The causes vary: Tuitions have risen to the point of ridiculousness and orders of magnitude faster than inflation in order to fund bloated administrative bureaucracies. Falling birth rates over the past several decades due to birth control and abortion have been exacerbated by falling populations in New England due to soaring cost of living. An increase in politically correct nonsense on campus in and outside the classroom to go along with the increase in expense have left people wondering whether there’s a value in a college degree compared to just getting a good job out of high school.

Sure the big schools like Harvard and MIT aren’t going anywhere. Harvard’s endowment is so big they could stop making students pay tuition and stay in business for several decades. But the small to mid-sized colleges, which there are more than you think, are in trouble. In 2015, there were 4,627 degree-granting colleges and universities in the United States, according to the US Dept. of Education.
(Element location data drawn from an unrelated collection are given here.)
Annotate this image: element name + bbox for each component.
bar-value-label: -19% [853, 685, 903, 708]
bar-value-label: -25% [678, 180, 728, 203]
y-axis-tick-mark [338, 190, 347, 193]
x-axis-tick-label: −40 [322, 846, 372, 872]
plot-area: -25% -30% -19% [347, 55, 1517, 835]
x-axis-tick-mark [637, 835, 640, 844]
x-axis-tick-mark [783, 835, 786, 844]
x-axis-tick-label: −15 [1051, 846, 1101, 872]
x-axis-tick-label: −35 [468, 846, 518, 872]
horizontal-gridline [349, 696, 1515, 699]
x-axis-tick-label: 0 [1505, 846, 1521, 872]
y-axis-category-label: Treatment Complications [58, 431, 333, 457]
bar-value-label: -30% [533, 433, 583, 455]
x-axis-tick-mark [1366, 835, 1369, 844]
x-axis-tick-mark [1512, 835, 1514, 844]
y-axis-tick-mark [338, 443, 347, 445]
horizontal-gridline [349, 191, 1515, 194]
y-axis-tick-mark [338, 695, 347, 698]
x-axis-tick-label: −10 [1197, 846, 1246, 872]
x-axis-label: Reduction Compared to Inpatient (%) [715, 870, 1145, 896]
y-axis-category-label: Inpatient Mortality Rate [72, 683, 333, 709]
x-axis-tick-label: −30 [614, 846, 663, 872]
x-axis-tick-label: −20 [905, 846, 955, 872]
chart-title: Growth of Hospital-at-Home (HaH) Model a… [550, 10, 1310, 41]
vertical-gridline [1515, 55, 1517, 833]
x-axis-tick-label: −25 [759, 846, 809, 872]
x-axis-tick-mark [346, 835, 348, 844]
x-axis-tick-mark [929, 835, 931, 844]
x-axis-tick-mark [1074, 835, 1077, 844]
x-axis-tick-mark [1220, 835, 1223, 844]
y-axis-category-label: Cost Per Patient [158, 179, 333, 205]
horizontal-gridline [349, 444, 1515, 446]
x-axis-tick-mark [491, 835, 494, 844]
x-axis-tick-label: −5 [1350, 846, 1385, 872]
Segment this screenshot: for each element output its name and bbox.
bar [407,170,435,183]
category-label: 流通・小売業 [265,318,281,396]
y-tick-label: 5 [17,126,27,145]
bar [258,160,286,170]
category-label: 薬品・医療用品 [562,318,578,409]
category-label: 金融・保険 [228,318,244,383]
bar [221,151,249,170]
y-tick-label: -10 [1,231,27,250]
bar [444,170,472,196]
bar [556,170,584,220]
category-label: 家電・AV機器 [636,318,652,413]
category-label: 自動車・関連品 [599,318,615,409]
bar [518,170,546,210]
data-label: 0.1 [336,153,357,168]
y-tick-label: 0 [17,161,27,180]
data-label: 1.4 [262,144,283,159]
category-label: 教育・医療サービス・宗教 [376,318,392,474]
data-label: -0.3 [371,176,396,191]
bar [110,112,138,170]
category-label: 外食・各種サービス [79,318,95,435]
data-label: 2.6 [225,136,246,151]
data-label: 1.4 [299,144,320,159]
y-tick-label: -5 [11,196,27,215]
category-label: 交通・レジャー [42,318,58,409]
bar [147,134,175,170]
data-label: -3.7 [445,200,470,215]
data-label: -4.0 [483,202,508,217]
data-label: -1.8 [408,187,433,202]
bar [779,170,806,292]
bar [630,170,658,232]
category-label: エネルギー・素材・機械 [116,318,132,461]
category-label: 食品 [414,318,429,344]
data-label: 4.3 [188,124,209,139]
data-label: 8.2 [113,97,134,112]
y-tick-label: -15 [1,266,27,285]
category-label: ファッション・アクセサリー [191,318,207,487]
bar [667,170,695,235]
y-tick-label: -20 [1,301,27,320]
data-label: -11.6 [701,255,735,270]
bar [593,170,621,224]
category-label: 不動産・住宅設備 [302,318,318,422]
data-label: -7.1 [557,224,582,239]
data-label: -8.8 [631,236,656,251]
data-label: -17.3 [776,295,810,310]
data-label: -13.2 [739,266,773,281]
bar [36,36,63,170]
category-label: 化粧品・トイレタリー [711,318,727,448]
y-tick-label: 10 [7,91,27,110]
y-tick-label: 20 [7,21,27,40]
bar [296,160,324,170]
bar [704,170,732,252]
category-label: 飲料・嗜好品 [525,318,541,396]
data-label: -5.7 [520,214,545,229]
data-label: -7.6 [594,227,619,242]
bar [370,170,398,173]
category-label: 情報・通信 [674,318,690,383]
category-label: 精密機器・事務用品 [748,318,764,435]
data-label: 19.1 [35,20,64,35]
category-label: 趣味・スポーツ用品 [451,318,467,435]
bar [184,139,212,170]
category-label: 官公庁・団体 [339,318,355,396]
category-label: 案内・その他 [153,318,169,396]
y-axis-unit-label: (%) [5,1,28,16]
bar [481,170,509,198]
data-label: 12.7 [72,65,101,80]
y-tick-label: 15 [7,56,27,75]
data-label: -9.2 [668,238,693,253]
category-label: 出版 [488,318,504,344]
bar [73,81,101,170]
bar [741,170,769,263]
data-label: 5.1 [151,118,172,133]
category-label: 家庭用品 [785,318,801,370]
That’s an average of nearly 100 per state. Here in New England there are more than 250, 102 in Massachusetts and 50 clustered around Boston. that number is getting smaller by the year though.

Does the world need that many business and marketing majors, art history and pool management majors1 every year? Meanwhile, good jobs as electricians and carpenters and plumbers and factory workers paying good money without requiring four years of tuition that turns into crippling debt are staying empty.

We’ll all be much better off once the bubble is burst and the dying off is done. The schools that will remain will be healthier and hopefully more young people will realize that success in life doesn’t automatically start with a college degree.

  1. A real degree at Salem State University.